The NHL has released the details of next year’s salary cap.
NEW YORK/TORONTO (June 26, 2008) – The National Hockey League and the National Hockey League Players’ Association announced today that the Team Payroll Range established for the 2008-09 League Year, pursuant to the Collective Bargaining Agreement, provides for a Lower Limit of $40.7 million, an Adjusted Midpoint of $48.7 million and an Upper Limit of $56.7 million.
The National Hockey League canceled an entire season to get a salary cap for the supposed purpose of reining in player salaries, and after three seasons, the floor is higher than the original ceiling.

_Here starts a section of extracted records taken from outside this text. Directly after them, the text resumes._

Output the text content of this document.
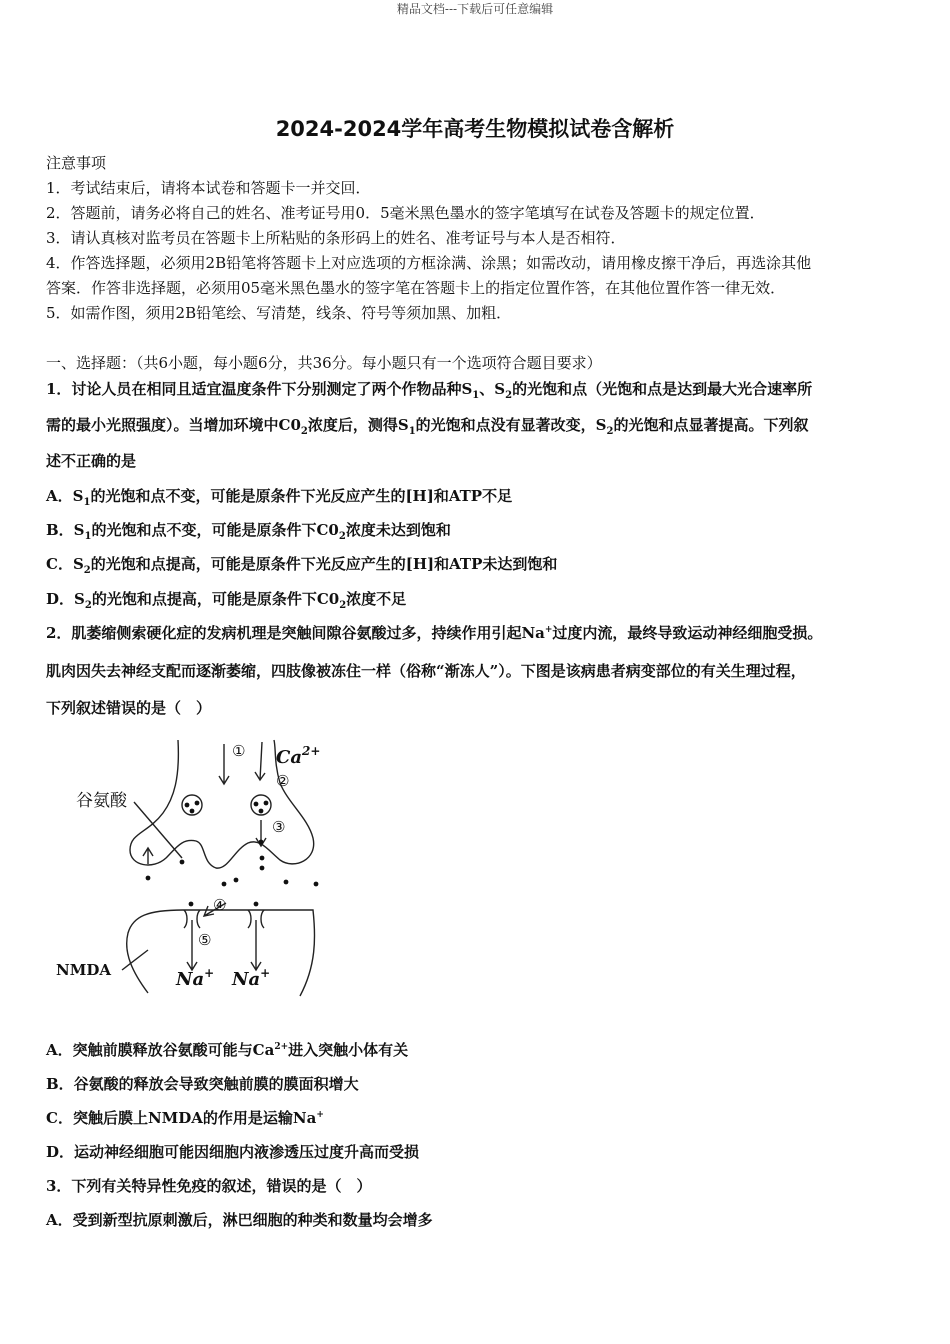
精品文档---下载后可任意编辑
2024-2024学年高考生物模拟试卷含解析
注意事项
1．考试结束后，请将本试卷和答题卡一并交回．
2．答题前，请务必将自己的姓名、准考证号用0．5毫米黑色墨水的签字笔填写在试卷及答题卡的规定位置．
3．请认真核对监考员在答题卡上所粘贴的条形码上的姓名、准考证号与本人是否相符．
4．作答选择题，必须用2B铅笔将答题卡上对应选项的方框涂满、涂黑；如需改动，请用橡皮擦干净后，再选涂其他
答案．作答非选择题，必须用05毫米黑色墨水的签字笔在答题卡上的指定位置作答，在其他位置作答一律无效．
5．如需作图，须用2B铅笔绘、写清楚，线条、符号等须加黑、加粗．
一、选择题：（共6小题，每小题6分，共36分。每小题只有一个选项符合题目要求）
1．讨论人员在相同且适宜温度条件下分别测定了两个作物品种$S_1$、$S_2$的光饱和点（光饱和点是达到最大光合速率所
需的最小光照强度）。当增加环境中$C0_2$浓度后，测得$S_1$的光饱和点没有显著改变，$S_2$的光饱和点显著提高。下列叙
述不正确的是
A．$S_1$的光饱和点不变，可能是原条件下光反应产生的[H]和ATP不足
B．$S_1$的光饱和点不变，可能是原条件下$C0_2$浓度未达到饱和
C．$S_2$的光饱和点提高，可能是原条件下光反应产生的[H]和ATP未达到饱和
D．$S_2$的光饱和点提高，可能是原条件下$C0_2$浓度不足
2．肌萎缩侧索硬化症的发病机理是突触间隙谷氨酸过多，持续作用引起Na+过度内流，最终导致运动神经细胞受损。
肌肉因失去神经支配而逐渐萎缩，四肢像被冻住一样（俗称“渐冻人”）。下图是该病患者病变部位的有关生理过程，
下列叙述错误的是（　）
谷氨酸
NMDA
①
②
③
④
⑤
$Ca^{2+}$
Na+ Na+
A．突触前膜释放谷氨酸可能与$Ca^{2+}$进入突触小体有关
B．谷氨酸的释放会导致突触前膜的膜面积增大
C．突触后膜上NMDA的作用是运输Na+
D．运动神经细胞可能因细胞内液渗透压过度升高而受损
3．下列有关特异性免疫的叙述，错误的是（　）
A．受到新型抗原刺激后，淋巴细胞的种类和数量均会增多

It’s kind of funny that the teams that were really crying poor and calling for a salary cap before the lockout, are now required to spend more than the original $39-million cap they insisted on.
When the cap was installed, the feeling also seemed to be that the player that spends his whole career with one team would be rare, and the salaries would be held in check despite the GMs of the League.
But there have been quite a few players signing extremely long deals. Vinny Lecavalier is apparently about to sign a nine-year deal for an average of $8.5 million a year. Alex Ovechkin signed a thirteen-year deal. Rick DiPietro is currently in the throes of his fifteen-year deal.
All of these contracts seem like crazy amounts of money, too. But in the 6th year of Ovie’s contract, for example, it’s going to seem like a HUGE bargain. Unless he has a career-ending injury, of course. Or turns into a whiner and starts to slack because the team never wins.
I don’t have a problem in general with the giant, long contract. It can really go either way. It’s just a much bigger swing than a short, manageable contract. When things work out it’s extra-gratifying. When things don’t work out, it’s extra extra bad.
While the cap keeps going up and the top salaries are basically back where they were before the lockout, what the cap really did was reduce the middle class. The total is set, so when these elite players get the $9 million deals, that leaves less for everybody else. The bottom ranks swell, and the middle ranks shrink. The million-or-less player is part of a much bigger group now. The $4- to $5-million player is rarer than it was.
Still, even the league minimum is a good salary. Personally, I was against the cap, and I still am in principle, but I don’t think the players are suffering as much as I thought they might. (And of course, I use the term “suffering” relative to pre-lockout salaries. Not, you know, actual suffering.)